M. Moubarak annonce qu’il ne sera pas candidat à la présidentielle. Les manifestants exigent son départ immédiat.
– 2-3: Des heurts sanglants éclatent place Tahrir, lorsque des partisans de M. Moubarak font irruption. Les manifestants antigouvernementaux repoussent leurs assaillants. Onze morts et 915 blessés.
– 4: Des centaines de milliers d’Egyptiens dans les rues, à l’occasion d’une mobilisation baptisée « vendredi du départ ».
– 5: Démission du bureau exécutif du Parti national démocrate (PND), dont fait partie le fils de Moubarak, Gamal.
– 6: Les Frères musulmans se joignent à un dialogue politique national, avec d’autres groupes d’opposition, mais dénoncent l’insuffisance des réformes proposées.
– 7: M. Moubarak promet une hausse des salaires et décide d’une commission d’enquête sur les violences.

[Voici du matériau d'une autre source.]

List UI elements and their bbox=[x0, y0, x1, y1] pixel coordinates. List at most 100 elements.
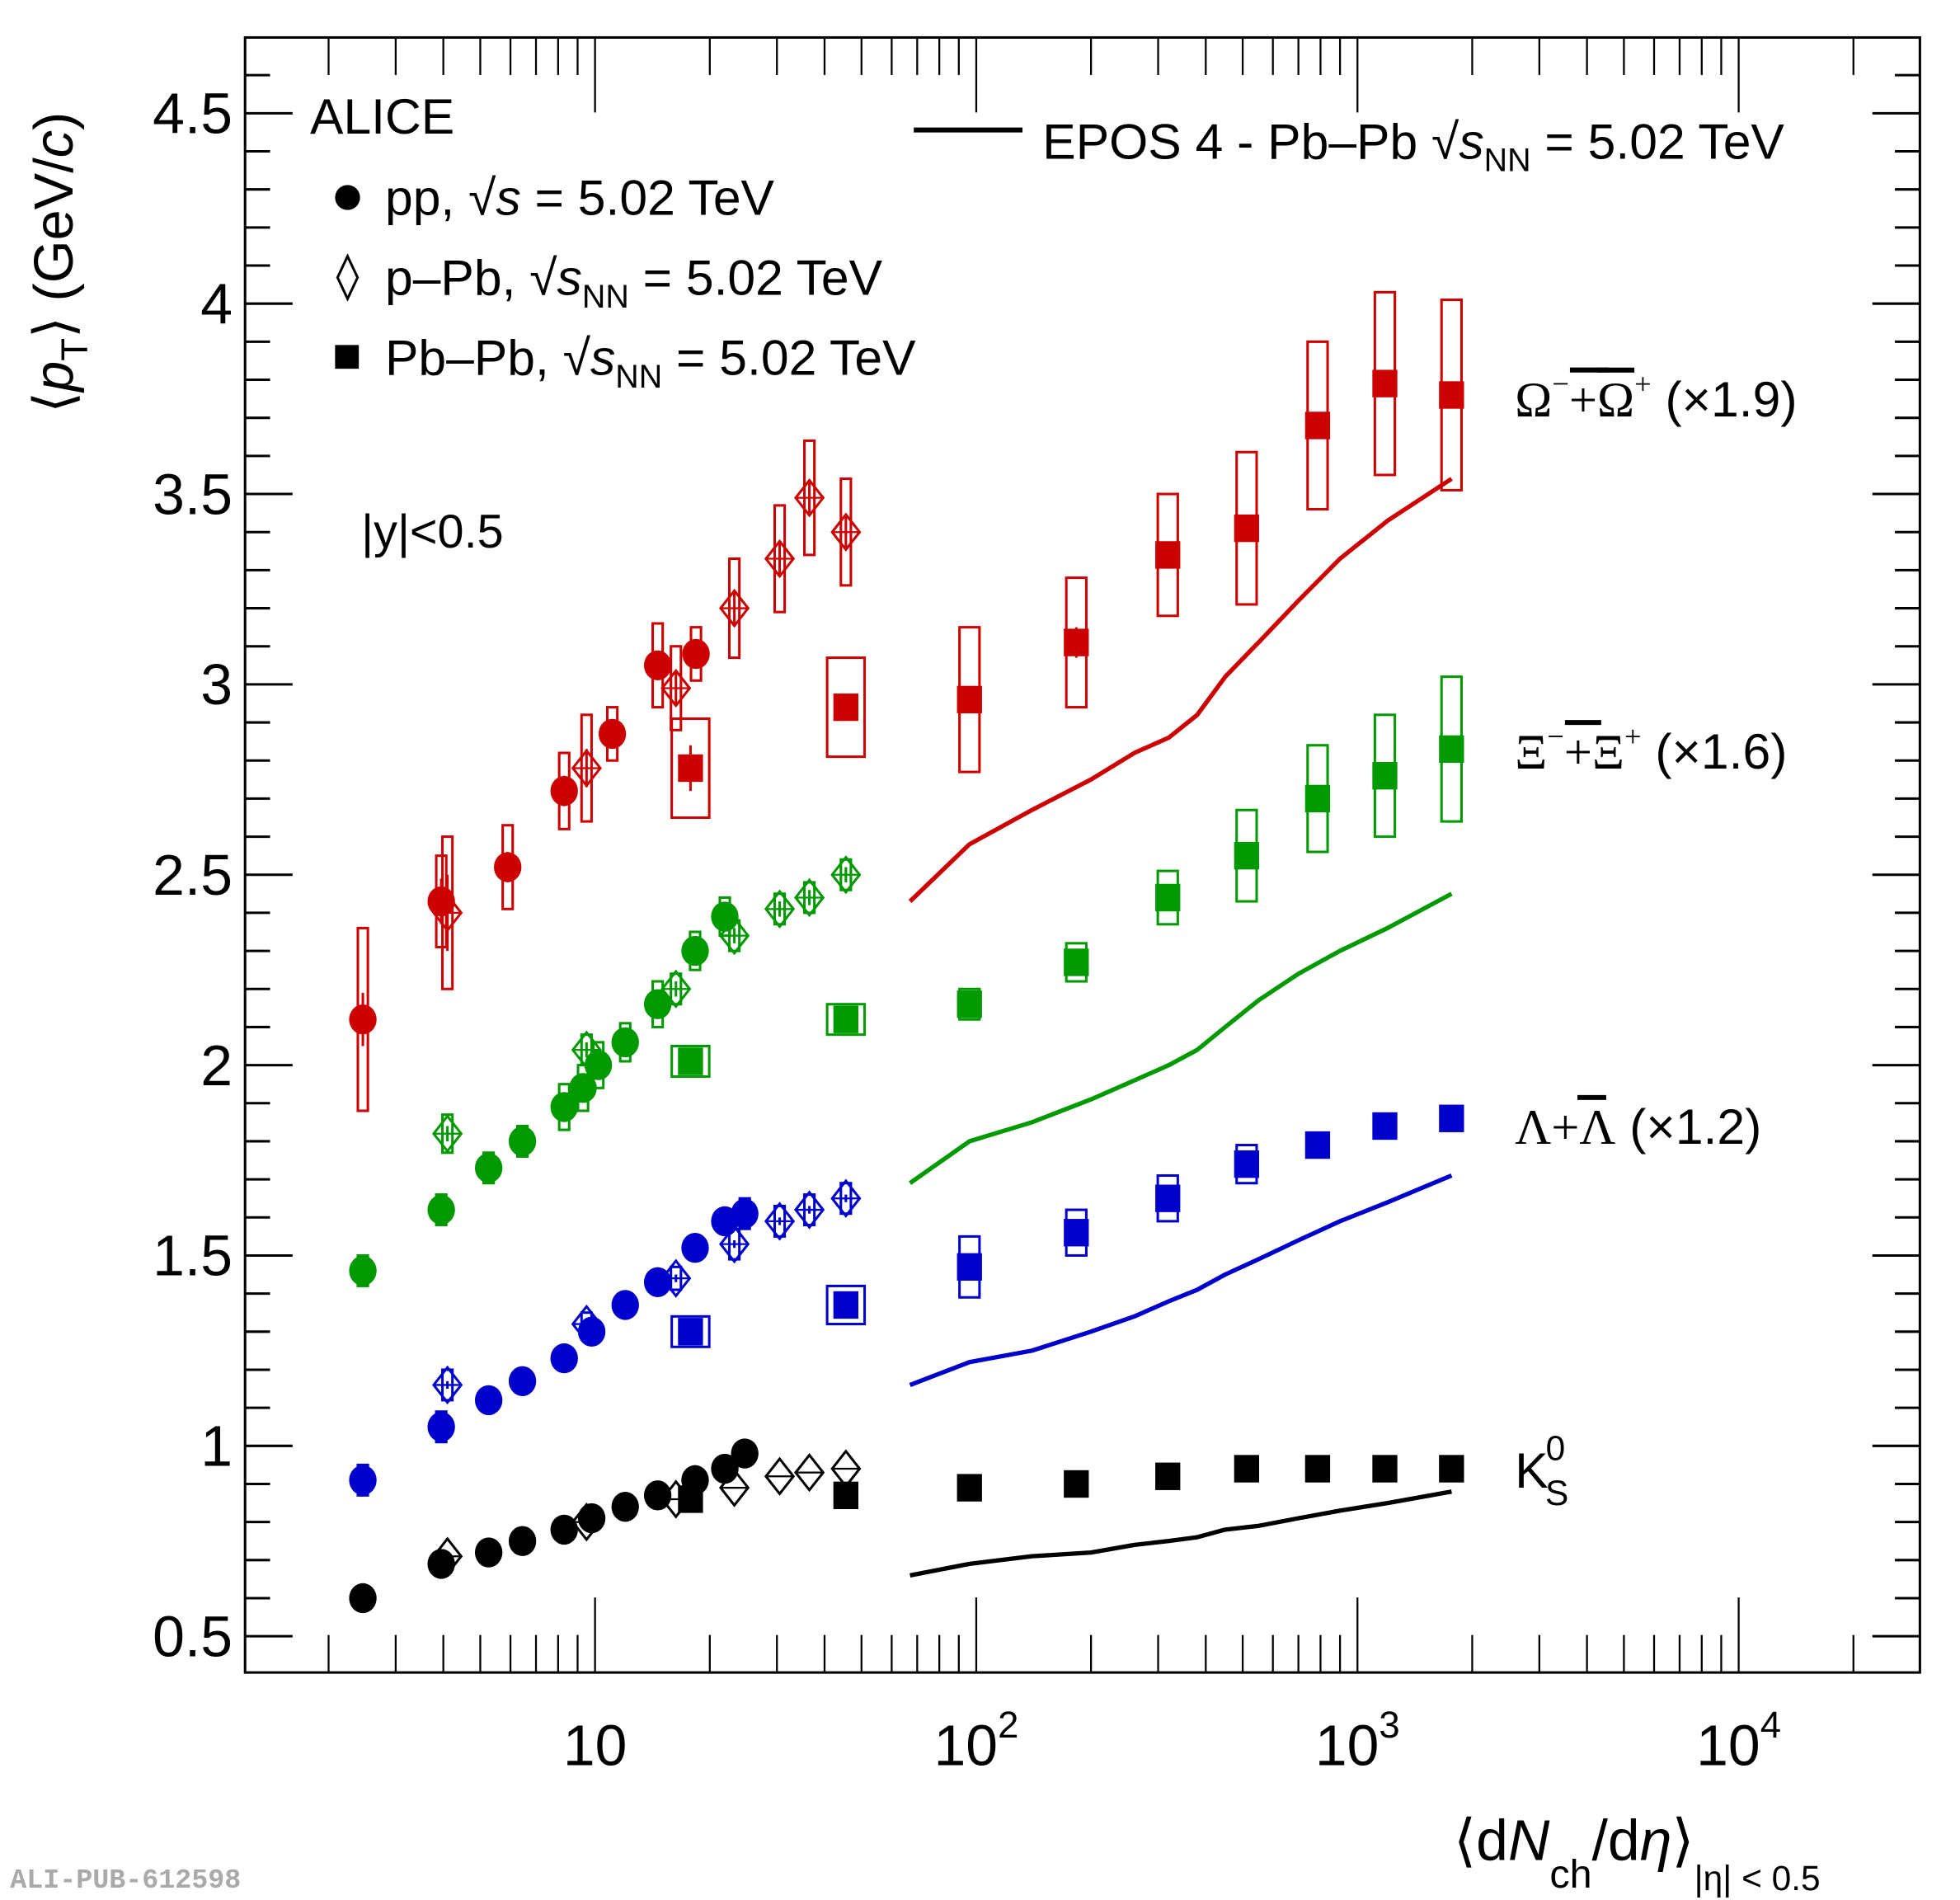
y-axis-c: c bbox=[24, 130, 85, 158]
data-point bbox=[956, 1235, 982, 1299]
y-tick-label: 1 bbox=[200, 1414, 233, 1479]
legend-pp-main: pp, bbox=[385, 170, 468, 226]
legend-pbpb-sqrt: √ bbox=[563, 330, 591, 386]
data-point bbox=[1439, 1455, 1464, 1483]
marker-open-diamond bbox=[660, 1258, 692, 1298]
data-point bbox=[764, 1202, 796, 1241]
data-point bbox=[1304, 340, 1331, 511]
legend-epos-sub: NN bbox=[1484, 143, 1531, 179]
sys-error-box bbox=[825, 656, 867, 759]
xi-scale: (×1.6) bbox=[1641, 723, 1787, 779]
data-point bbox=[611, 1022, 639, 1063]
legend-epos-sqrt: √ bbox=[1431, 114, 1459, 170]
data-point bbox=[432, 1536, 463, 1576]
data-point bbox=[508, 1124, 537, 1158]
xi-plus: + bbox=[1564, 725, 1592, 780]
xi-b: Ξ bbox=[1592, 725, 1624, 780]
marker-square bbox=[1064, 1219, 1089, 1247]
marker-square bbox=[1234, 1150, 1260, 1178]
y-axis-end: ) bbox=[24, 112, 85, 130]
marker-open-diamond bbox=[719, 1224, 750, 1264]
y-axis-sub-T: T bbox=[54, 338, 96, 361]
y-tick-label: 4 bbox=[200, 271, 233, 336]
data-point bbox=[719, 915, 750, 956]
marker-square bbox=[1372, 369, 1398, 397]
marker-circle bbox=[611, 1027, 639, 1058]
marker-circle bbox=[550, 775, 578, 807]
data-point bbox=[550, 1514, 578, 1545]
marker-circle bbox=[508, 1366, 537, 1397]
legend-pp-rest: = 5.02 TeV bbox=[521, 170, 775, 226]
omega-scale: (×1.9) bbox=[1652, 371, 1798, 427]
data-point bbox=[571, 1502, 602, 1542]
data-point bbox=[508, 1526, 537, 1556]
svg-text:⟨pT⟩ (GeV/c): ⟨pT⟩ (GeV/c) bbox=[24, 112, 96, 413]
xi-a: Ξ bbox=[1515, 725, 1547, 780]
marker-square bbox=[1304, 1131, 1331, 1159]
marker-open-diamond bbox=[660, 668, 692, 708]
data-point bbox=[719, 1468, 750, 1507]
y-axis-open: ⟨ bbox=[24, 392, 85, 413]
data-point bbox=[670, 717, 711, 820]
data-point bbox=[1064, 1470, 1089, 1498]
legend-marker-open-diamond-icon bbox=[336, 253, 360, 302]
marker-circle bbox=[427, 1549, 455, 1579]
data-point bbox=[571, 713, 602, 823]
data-point bbox=[682, 626, 710, 682]
data-point bbox=[793, 877, 825, 918]
data-point bbox=[670, 1314, 711, 1348]
model-curve-k0s bbox=[909, 1489, 1452, 1578]
data-point bbox=[550, 1083, 578, 1131]
legend-epos-rest: = 5.02 TeV bbox=[1531, 114, 1785, 170]
marker-open-diamond bbox=[719, 915, 750, 956]
data-point bbox=[611, 1290, 639, 1320]
data-point bbox=[1304, 744, 1331, 854]
series-k0s-pb-pb bbox=[678, 1455, 1464, 1513]
legend-ppb-rest: = 5.02 TeV bbox=[629, 250, 883, 306]
y-tick-label: 2 bbox=[200, 1033, 233, 1098]
axis-ticks bbox=[245, 37, 1920, 1673]
x-axis-d1: ⟨d bbox=[1454, 1808, 1508, 1872]
marker-square bbox=[956, 685, 982, 714]
marker-square bbox=[678, 1318, 703, 1346]
marker-open-diamond bbox=[793, 1452, 825, 1493]
x-axis-d2: /d bbox=[1592, 1808, 1640, 1872]
data-point bbox=[1064, 1208, 1089, 1257]
omega-a: Ω bbox=[1515, 373, 1552, 428]
marker-open-diamond bbox=[432, 893, 463, 933]
x-tick-exponent: 4 bbox=[1760, 1704, 1781, 1746]
marker-circle bbox=[577, 1503, 606, 1534]
sys-error-box bbox=[670, 1045, 711, 1078]
series-lambda-pb-pb bbox=[670, 1104, 1464, 1348]
sys-error-box bbox=[670, 717, 711, 820]
data-point bbox=[474, 1537, 503, 1568]
marker-square bbox=[1064, 1470, 1089, 1498]
marker-circle bbox=[349, 1255, 377, 1286]
data-point bbox=[508, 1366, 537, 1397]
model-curves bbox=[908, 477, 1453, 1578]
data-point bbox=[1155, 1173, 1181, 1223]
data-point bbox=[660, 1258, 692, 1298]
marker-open-diamond bbox=[793, 1190, 825, 1230]
data-point bbox=[1372, 1112, 1398, 1140]
data-point bbox=[598, 706, 627, 762]
legend-pbpb-sub: NN bbox=[615, 359, 662, 395]
marker-circle bbox=[508, 1526, 537, 1556]
legend-entry-ppb: p–Pb, √sNN = 5.02 TeV bbox=[336, 250, 883, 315]
series-omega-pb-pb bbox=[670, 290, 1464, 820]
marker-circle bbox=[569, 1073, 597, 1103]
data-point bbox=[1304, 1131, 1331, 1159]
species-label-lambda: Λ+Λ (×1.2) bbox=[1515, 1098, 1761, 1155]
sys-error-box bbox=[825, 1003, 867, 1037]
x-axis-sub-ch: ch bbox=[1549, 1852, 1591, 1897]
marker-square bbox=[833, 1005, 859, 1033]
series-xi-pp bbox=[349, 896, 739, 1287]
legend-pp-sqrt: √ bbox=[468, 170, 496, 226]
data-point bbox=[956, 626, 982, 774]
data-point bbox=[1372, 713, 1398, 839]
data-point bbox=[432, 835, 463, 990]
x-tick-label: 103 bbox=[1315, 1704, 1400, 1777]
xi-sup-a: − bbox=[1547, 720, 1564, 753]
y-tick-label: 2.5 bbox=[153, 843, 233, 907]
legend-entry-pbpb: Pb–Pb, √sNN = 5.02 TeV bbox=[335, 330, 916, 395]
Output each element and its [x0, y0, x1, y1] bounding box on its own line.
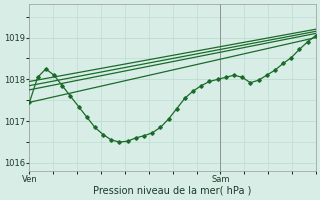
X-axis label: Pression niveau de la mer( hPa ): Pression niveau de la mer( hPa ) [93, 186, 252, 196]
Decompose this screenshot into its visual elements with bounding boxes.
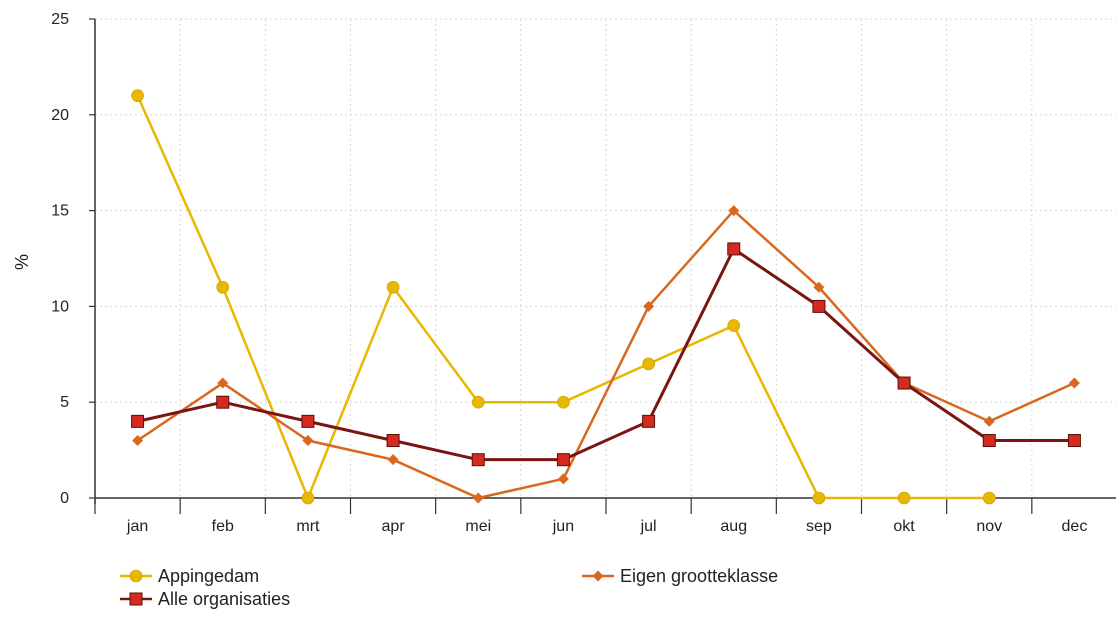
data-point: [982, 491, 996, 505]
data-point: [471, 395, 485, 409]
x-tick-label: nov: [976, 518, 1002, 535]
data-point: [727, 319, 741, 332]
y-tick-label: 0: [60, 490, 69, 507]
data-point: [642, 357, 655, 371]
x-tick-labels: jan feb mrt apr mei jun jul aug sep okt nov dec: [126, 518, 1087, 535]
legend-item: Eigen grootteklasse: [582, 566, 778, 586]
data-point: [301, 491, 315, 505]
data-point: [728, 205, 740, 217]
x-tick-label: mrt: [296, 518, 320, 535]
y-axis-label: %: [12, 254, 32, 270]
x-tick-label: dec: [1062, 518, 1088, 535]
data-point: [982, 434, 996, 448]
y-tick-label: 10: [51, 298, 69, 315]
x-tick-label: jun: [552, 518, 574, 535]
series-1: [132, 205, 1080, 504]
legend: Appingedam Eigen grootteklasse Alle organi…: [120, 566, 778, 609]
legend-item: Alle organisaties: [120, 589, 290, 609]
legend-marker: [129, 592, 143, 606]
grid: [95, 18, 1116, 498]
data-point: [217, 377, 229, 389]
x-tick-label: okt: [893, 518, 915, 535]
data-point: [812, 299, 826, 313]
data-point: [1067, 434, 1081, 448]
legend-label: Alle organisaties: [158, 589, 290, 609]
data-point: [983, 415, 995, 427]
legend-label: Eigen grootteklasse: [620, 566, 778, 586]
series-2: [131, 242, 1081, 467]
data-point: [812, 491, 826, 505]
data-point: [301, 414, 315, 428]
data-point: [132, 435, 144, 447]
legend-marker: [592, 570, 604, 582]
data-point: [727, 242, 741, 256]
data-point: [131, 414, 145, 428]
y-tick-label: 5: [60, 394, 69, 411]
x-tick-label: sep: [806, 518, 832, 535]
y-tick-label: 15: [51, 203, 69, 220]
data-point: [557, 395, 570, 409]
data-point: [813, 281, 825, 293]
data-point: [556, 453, 570, 467]
data-point: [302, 435, 314, 447]
legend-item: Appingedam: [120, 566, 259, 586]
data-point: [897, 491, 911, 505]
series-line: [136, 209, 1075, 500]
series-0: [131, 89, 996, 505]
data-point: [216, 280, 230, 294]
series-group: [131, 89, 1081, 505]
x-tick-label: aug: [720, 518, 747, 535]
data-point: [557, 473, 569, 485]
data-point: [642, 414, 656, 428]
data-point: [386, 280, 400, 294]
data-point: [387, 454, 399, 466]
data-point: [471, 453, 485, 467]
data-point: [216, 395, 230, 409]
data-point: [1068, 377, 1080, 389]
y-tick-label: 20: [51, 107, 69, 124]
legend-label: Appingedam: [158, 566, 259, 586]
data-point: [386, 434, 400, 448]
x-tick-label: feb: [212, 518, 234, 535]
data-point: [472, 492, 484, 504]
x-tick-label: mei: [465, 518, 491, 535]
y-tick-label: 25: [51, 11, 69, 28]
data-point: [897, 376, 911, 390]
x-tick-label: jan: [126, 518, 148, 535]
legend-marker: [129, 569, 143, 583]
axes: [89, 18, 1116, 514]
data-point: [131, 89, 144, 102]
series-line: [137, 247, 1075, 462]
y-tick-labels: 0 5 10 15 20 25: [51, 11, 69, 507]
x-tick-label: jul: [640, 518, 657, 535]
x-tick-label: apr: [382, 518, 406, 535]
data-point: [643, 300, 655, 312]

– 8: Des centaines de milliers de personnes défilent au Caire et en province, manifestations les plus importantes depuis le début du mouvement. M. Moubarak forme une commission pour amender la Constitution.
– 9: Des violences sanglantes touchent le Sud reculé. Des centaines de manifestants encerclent le Parlement et le siège du gouvernement au Caire. Le pouvoir avertit que l’armée interviendra « en cas de chaos pour reprendre les choses en main ».
– 10: M. Moubarak annonce qu’il délègue ses prérogatives au vice-président tout en s’accrochant au pouvoir, déclenchant la fureur des manifestants. Le président américain Barack Obama juge que ce transfert de pouvoirs n’est pas « suffisant ».
– 11: Plus d’un million de manifestants dans toute l’Egypte. Le président Moubarak quitte ses fonctions et remet le pouvoir à l’armée, provoquant une explosion de joie dans le pays.